The Field Check Group blog has an excellent on-the-ground report of what yesterday felt like at banks around the country. The whole thing is a great read:
Yesterday, the mortgage market was so volatile that banks and mortgage bankers across the nation issued multiple midday price changes for the worse, leading many to ultimately shut down the ability to lock loans around 1pm PST. This is not uncommon over the past five months, but not that common either. Lenders that maintained the ability to lock loans had rates UP as much as 75bps in a single day.

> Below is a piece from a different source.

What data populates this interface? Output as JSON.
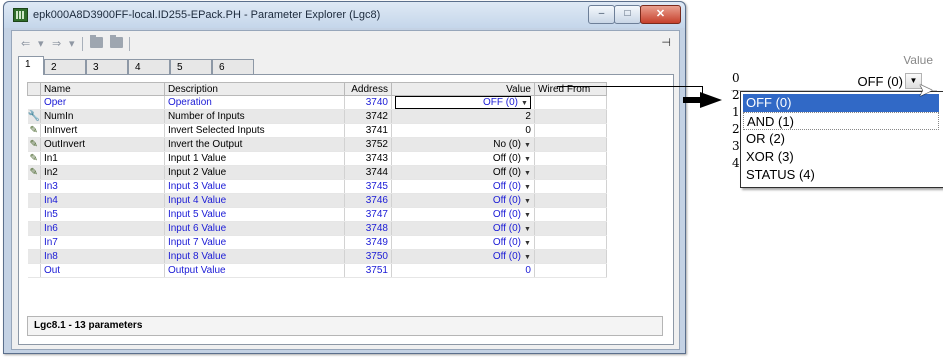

Jumbo GSE money — $417k – $729,750 — has been blown out completely with some lender’s at 8%. I have seen it all in the mortgage world — well, I thought I had.
A good friend in the centre of all of the mortgage capital markets turmoil said to me yesterday “feels like they [the Fed] have lost the battle…pretty obvious from the start but kind of scary to live through it … today felt like LTCM with respect to liquidity.”
There are some really interesting dynamics at work now, which the entry discusses in great deal. For one thing, it’s a tremendous blow to industry psychology that quantitative easing has proven to be a total failure. Let’s face it: The Fed doesn’t have the firepower to drive rates lower. It can’t manufacture low rates at this point — not with the kind of borrowing the government needs to do.
What’s more, the spike is a serious blow to people who were close to buying a house. At the new rates, pre-qualified borrowers may no longer be eligible for a mortgage.
Mortgage loan officers around the country are having a very very bad day today explaining to their clients why their rate was not locked and how rates are going to come right back down. They are also taking calls from borrowers with locked loans to confirm that the loan is indeed locked, inquiring as to when it will be approved or fund, and to rush the process in order to fund the loan by end of the lock-in term. This creates a customer service log-jam that chews through lender capacity quickly making the loan process even longer. Loans with second mortgages that need to be subordinated, are in a world of their own. Essentially, everything becomes a rush. Subsequently, loan officers will not feel like getting too aggressive taking new loan applications at least for the next month unless this corrects quickly.